Mastertape #7: Será que você vai virar bolor?

Será? Será?

Arnaldo Baptista é genial. Rita Lee é genial. Sérgio Dias é genial.

Eles, que hoje não se bicam, formaram uma das bandas mais seminais que já pisaram nessa terra.

Estamos falando dos Mutantes.

Mutação, aliás, mais que nome, é vocação desses três.

A banda, na sua formação original, durou pouco, foi meteórica, mas cada qual lançou raízes próprias e construíram carreiras irretocáveis.

Arnaldo, que teve um casamento de mentirinha com Rita Lee (ouça nosso podcast), sofreu muito com a dissolução da banda, a perda do amor, a abstinência do ‘rock and roll’.

Refugiou-se, ele e um piano, e compôs Loki, um dos grandes discos da música brasileira de todos os tempos.

A narrativa de Loki é toda baseada nas crises reais vividas por Arnaldo naquele momento.

A música que dá nome para esse texto — “Será que vou virar bolor” — tem uma letra que questiona a capacidade dele de viver longe dos Mutantes, de ser capaz de construir uma carreira solo, de conseguir navegar por outros estilos musicais.

Arnaldo estava naquilo que hoje chamamos de transição de carreira.
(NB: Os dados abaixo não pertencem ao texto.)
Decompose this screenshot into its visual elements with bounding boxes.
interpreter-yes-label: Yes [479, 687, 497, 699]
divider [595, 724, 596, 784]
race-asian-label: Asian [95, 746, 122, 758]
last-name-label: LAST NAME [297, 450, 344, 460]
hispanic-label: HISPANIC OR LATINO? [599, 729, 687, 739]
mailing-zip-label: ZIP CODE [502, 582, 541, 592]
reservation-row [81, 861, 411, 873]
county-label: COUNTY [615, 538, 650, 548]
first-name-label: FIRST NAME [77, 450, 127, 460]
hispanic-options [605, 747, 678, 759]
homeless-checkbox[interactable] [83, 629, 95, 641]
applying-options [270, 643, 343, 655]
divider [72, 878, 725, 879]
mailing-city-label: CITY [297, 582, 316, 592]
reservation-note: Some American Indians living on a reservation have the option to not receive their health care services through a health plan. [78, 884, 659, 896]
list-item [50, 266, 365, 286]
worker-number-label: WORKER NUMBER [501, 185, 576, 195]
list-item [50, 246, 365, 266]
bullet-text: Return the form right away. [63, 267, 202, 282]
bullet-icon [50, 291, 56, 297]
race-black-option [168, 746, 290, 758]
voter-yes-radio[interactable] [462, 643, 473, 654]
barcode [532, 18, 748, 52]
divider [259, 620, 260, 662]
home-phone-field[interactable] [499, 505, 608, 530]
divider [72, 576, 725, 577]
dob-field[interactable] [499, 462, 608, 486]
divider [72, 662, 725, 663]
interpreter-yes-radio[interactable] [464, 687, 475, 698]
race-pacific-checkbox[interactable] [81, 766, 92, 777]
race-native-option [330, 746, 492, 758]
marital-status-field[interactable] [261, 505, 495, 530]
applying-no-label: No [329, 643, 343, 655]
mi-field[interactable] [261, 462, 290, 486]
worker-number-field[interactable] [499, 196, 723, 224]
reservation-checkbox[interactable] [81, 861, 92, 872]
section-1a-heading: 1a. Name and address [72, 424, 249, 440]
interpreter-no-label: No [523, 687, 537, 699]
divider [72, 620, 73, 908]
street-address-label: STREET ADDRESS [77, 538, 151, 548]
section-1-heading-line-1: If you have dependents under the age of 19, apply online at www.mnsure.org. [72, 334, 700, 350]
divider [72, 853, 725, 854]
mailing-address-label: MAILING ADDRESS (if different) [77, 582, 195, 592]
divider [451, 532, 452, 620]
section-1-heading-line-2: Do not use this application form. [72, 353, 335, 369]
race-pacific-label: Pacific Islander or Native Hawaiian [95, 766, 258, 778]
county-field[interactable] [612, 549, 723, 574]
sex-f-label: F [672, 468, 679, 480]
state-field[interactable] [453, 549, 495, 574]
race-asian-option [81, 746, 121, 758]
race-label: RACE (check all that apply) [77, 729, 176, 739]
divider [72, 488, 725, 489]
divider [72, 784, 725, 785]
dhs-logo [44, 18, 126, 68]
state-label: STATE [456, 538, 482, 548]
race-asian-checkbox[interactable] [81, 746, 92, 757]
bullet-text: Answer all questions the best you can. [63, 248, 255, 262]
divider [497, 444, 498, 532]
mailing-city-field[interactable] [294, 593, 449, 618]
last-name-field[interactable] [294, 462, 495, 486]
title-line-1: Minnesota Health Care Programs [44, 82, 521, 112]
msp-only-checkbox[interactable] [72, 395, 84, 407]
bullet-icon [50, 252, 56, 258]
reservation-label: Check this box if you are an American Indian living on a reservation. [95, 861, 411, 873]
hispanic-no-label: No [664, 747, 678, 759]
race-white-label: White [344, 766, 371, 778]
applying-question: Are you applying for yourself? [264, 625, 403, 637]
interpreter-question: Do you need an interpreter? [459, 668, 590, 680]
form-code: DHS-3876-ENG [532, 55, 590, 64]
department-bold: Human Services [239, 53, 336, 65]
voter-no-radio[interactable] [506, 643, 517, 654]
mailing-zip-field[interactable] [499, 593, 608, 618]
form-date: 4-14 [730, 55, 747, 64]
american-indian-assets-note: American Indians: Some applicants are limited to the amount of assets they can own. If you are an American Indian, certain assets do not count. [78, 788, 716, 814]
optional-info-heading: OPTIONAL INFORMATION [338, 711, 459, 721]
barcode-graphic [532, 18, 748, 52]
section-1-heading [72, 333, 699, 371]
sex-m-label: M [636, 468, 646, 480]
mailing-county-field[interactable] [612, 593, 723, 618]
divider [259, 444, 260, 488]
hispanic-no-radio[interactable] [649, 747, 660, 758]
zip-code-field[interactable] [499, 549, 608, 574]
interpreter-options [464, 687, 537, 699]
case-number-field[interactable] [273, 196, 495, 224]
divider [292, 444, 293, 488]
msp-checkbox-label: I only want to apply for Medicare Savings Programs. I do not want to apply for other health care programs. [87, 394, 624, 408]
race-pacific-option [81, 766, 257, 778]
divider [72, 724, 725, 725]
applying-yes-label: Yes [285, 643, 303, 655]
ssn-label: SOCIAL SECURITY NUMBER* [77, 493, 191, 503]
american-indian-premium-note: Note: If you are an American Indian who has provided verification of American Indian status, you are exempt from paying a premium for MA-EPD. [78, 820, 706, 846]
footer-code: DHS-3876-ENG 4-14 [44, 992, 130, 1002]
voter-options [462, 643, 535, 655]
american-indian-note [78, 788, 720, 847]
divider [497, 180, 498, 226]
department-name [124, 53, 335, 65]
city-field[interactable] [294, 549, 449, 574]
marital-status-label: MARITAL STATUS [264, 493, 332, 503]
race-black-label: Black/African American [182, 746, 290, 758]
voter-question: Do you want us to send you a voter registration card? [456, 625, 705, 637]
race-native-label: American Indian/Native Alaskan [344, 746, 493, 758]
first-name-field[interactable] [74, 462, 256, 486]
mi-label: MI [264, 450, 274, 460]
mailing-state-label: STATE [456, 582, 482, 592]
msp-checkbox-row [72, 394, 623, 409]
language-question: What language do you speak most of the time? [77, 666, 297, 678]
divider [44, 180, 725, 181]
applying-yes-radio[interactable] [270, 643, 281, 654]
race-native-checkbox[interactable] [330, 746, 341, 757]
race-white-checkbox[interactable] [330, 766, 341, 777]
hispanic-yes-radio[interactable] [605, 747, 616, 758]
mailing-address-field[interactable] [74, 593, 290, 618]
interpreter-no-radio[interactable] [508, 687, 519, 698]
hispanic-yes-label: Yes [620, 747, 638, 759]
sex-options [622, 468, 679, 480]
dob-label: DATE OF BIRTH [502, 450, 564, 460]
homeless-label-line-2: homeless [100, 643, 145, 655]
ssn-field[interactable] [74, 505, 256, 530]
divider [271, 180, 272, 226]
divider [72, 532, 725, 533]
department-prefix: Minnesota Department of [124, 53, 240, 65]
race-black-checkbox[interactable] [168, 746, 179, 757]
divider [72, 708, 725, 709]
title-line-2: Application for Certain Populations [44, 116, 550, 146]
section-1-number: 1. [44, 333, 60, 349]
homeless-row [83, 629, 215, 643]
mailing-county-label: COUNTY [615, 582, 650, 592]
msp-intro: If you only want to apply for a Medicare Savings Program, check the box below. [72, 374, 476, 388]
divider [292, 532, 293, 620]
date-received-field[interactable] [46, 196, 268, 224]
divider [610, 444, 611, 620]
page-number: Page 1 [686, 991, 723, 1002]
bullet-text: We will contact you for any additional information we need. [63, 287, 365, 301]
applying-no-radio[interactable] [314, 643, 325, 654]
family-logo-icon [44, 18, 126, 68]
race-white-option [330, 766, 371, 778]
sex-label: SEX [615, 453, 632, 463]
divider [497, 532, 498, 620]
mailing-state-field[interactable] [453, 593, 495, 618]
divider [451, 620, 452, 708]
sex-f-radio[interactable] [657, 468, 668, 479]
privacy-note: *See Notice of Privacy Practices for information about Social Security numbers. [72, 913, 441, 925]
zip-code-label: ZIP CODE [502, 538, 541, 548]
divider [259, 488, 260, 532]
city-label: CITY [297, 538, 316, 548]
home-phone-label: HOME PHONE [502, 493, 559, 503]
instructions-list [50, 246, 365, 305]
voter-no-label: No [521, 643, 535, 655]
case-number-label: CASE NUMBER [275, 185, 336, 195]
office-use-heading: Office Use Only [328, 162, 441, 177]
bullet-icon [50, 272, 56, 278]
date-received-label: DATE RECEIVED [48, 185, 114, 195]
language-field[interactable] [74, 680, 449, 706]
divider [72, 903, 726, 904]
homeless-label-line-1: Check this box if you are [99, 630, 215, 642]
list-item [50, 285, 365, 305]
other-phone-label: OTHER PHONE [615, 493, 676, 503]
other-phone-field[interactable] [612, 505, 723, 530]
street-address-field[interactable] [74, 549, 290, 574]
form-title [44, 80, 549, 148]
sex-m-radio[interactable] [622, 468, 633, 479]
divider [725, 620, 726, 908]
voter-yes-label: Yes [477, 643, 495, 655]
Ele tinha as mesmas inseguranças, reflexões e medos de quem sabe que o caminho trilhado já não serve de referência e de que o futuro se revela uma grande incógnita, um jogo de sedução, de tentativa e erro, uma aproximação com o acaso.

Arnaldo estava em mutação, mas não sabia o que o esperava.

Tinha um histórico (currículo), tinha o talento e a genialidade, tinha reputação de mercado, mas lhe faltava saber o que buscar, qual passo dar.

Arnaldo temia virar bolor, apodrecer, ser esquecido.

A história nos mostra que ele não segurou a onda e quase fez merda.

A reflexão sobre virar bolor passa pela cabeça de todos.

E você?

O que faz para não mofar?

Ou anda meio desligado, comendo pão e observando o circo?